Глупый вопрос. Для глупой ситуации. Сестра Женьки смотрит на меня своими странными глазами, цвета черничных леденцов. Нет, не с осуждением. И, слава богу без жалости. И это помогает мне стряхнуть с себя оцепенение и болезненный, почти на грани рыдания, восторг. Она стянула меня с подоконника, как раз в момент, когда я уже расправила за спиной смятые крылья. В тот миг, когда боль отошла куда – то в заоблачные высоты, оставив лишь чувство горечи и утраты, уже слегка затертые принятым решением лететь вслед за замершей в моей утробе доченькой.
- Вату? Наверное продают. Знаешь, там, на углу, между мостиком и верандой с зеленой крышей,- улыбается Лилька, вытирая со лба бисеринки пота. Она говорит спокойно, прижимая меня к себе рукой. От этой странной женщины пахнет кожей, сигаретами и,так не вяжущимся с ее образом, нежным парфюмом с нотками фрезии и ландыша.- Знаешь, мы с тобой наверное пойдем погуляем. Съедим ваты и вареной кукурузы. А потом просто усядемся на скамейку и будем рассматривать облака.
- Лиль, мне так больно, вот тут,- показываю я на грудь, где внутри горит дыра, размером с кулак, словно выжженая едкой кислотой.- Зачем ты приехала? Все ведь было так просто.
- А знаешь, ты права – это просто. Просто сбежать, просто спрятаться, просто сдохнуть. Это позиция слабака, Лера. Жизнь простой не бывает. В ней столько всего непереживаемого, что порой диву даешься, что ты прошел уже часть этого, усеянного ловушками и огненными пропастями, пути. И тем более обидно сдаваться. Даже когда выхода нет – он есть, понимаешь?
- Я устала.

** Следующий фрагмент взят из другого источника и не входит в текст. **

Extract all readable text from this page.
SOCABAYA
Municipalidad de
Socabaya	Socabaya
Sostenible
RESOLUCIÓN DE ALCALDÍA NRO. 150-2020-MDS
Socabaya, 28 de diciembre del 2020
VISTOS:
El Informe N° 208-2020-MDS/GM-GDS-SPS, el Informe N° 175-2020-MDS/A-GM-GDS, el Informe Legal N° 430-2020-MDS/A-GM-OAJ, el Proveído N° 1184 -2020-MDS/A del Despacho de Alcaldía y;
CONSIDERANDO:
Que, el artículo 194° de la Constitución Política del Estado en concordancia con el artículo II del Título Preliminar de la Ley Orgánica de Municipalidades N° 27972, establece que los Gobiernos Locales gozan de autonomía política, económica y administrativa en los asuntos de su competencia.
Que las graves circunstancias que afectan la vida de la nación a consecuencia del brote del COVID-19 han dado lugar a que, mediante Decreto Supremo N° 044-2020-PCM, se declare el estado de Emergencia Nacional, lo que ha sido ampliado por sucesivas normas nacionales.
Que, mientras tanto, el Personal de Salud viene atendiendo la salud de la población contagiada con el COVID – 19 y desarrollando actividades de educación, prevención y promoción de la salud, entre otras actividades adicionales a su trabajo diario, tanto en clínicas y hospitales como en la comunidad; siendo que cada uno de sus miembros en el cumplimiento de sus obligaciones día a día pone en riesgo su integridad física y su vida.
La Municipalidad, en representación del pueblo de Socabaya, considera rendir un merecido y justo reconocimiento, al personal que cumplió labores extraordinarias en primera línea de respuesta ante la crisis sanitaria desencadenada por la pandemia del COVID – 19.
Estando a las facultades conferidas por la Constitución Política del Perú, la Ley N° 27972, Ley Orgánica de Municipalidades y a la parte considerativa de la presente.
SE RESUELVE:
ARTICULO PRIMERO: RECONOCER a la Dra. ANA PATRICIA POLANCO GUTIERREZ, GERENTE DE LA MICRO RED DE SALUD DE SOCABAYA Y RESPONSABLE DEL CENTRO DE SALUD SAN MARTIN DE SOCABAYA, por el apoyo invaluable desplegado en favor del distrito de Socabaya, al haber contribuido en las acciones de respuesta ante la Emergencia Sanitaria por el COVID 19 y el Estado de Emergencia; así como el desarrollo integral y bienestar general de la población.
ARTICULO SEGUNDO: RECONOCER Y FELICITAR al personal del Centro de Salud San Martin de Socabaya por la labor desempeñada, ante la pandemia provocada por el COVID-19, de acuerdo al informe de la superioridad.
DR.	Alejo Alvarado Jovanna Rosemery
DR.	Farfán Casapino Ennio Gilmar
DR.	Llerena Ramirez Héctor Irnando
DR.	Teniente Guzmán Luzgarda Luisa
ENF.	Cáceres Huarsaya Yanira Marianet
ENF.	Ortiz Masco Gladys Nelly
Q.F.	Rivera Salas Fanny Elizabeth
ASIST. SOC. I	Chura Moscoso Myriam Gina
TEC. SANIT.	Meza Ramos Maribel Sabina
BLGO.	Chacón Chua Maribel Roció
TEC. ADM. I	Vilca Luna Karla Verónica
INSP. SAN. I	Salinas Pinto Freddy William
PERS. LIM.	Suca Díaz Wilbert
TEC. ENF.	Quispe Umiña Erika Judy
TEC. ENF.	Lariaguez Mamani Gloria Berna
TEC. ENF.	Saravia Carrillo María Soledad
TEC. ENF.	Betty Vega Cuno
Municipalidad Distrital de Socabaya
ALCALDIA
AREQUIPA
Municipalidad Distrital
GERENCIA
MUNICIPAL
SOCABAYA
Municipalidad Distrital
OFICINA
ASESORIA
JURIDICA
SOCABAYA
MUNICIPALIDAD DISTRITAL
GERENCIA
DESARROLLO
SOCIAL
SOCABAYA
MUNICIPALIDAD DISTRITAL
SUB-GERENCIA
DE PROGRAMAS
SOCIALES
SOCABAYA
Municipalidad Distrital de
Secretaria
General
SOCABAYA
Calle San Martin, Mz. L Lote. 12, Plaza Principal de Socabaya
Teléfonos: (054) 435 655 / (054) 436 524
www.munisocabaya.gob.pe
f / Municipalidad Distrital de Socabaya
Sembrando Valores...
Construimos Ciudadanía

Так страшно устала,- выдыхаю, принимая ее уверенную правоту. Кто послал мне эту странную женщину, ставшую моим ангелом, не давшим мне совершить последний в этой уродливой жизни грех?
Из меня льется поток невыговоренной боли, словно лава из жерла растревоженного вулкана, выплескивается боль – комками, болезненными сгустками очищается душа. Исповедальная молитва дается с трудом. Боль, боль, боль. Непрекращающаяся, на разрыв. Лилька играет желваками. И сейчас так похожа на моего Женьку, только вот они разные. В муже нет этой мягкости, мне иногда кажется.что у него стальные не только глаза. Мне уже много чего кажется, и это пугает. Пугает что это не просто глупые придумки. Что он и вправду не мой. И никогда моим не был.
- А знаешь, я пожалуй надеру его чертову зажравшуюся задницу,- сипит Лилька, дослушав мою исповедь.- Я хочу, чтобы ты сейчас собрала свои вещи и взяла такси. Твоя малышка, ваша с Женькой... – поправляется она, и меня снова простреливает боль, но уже тупая, пережитая,- нельзя ждать до завтра, и не сойти с ума. Я позвоню своему знакомому – он врач. Хороший врач,самый лучший. Ты езжай к нему.
- Я еще не попрощалась с ней,- шепчу я, понимая, что просто оттягиваю неизбежное, Что эта птица – синица права. Надо отпустить, и постараться жить дальше.
- Она сейчас болтает ногами там, вон на том облаке. И недоумевает, почему ты просто не дашь ей уйти. У каждого своя судьба. Больно. Но если не вырывать из души кусками, а отсечь сразу, будет не так мучительно.
Слезы. Лилька их скрывает неумело. И шмыгает носом, отводя глаза. Понимает, что городит несусветную чушь. Но я так ей благодарна.
-Лера. Ты сильная. Прости, что мы с тобой так мало общались. Я просто никак не могла тебя понять. Эта твоя «внеземность» меня пугала. Но убей не понимаю, почему ты не рассказала моему брату о своем прошлом? Почему позволила ему вытаптывать и без того выжженую пустыню?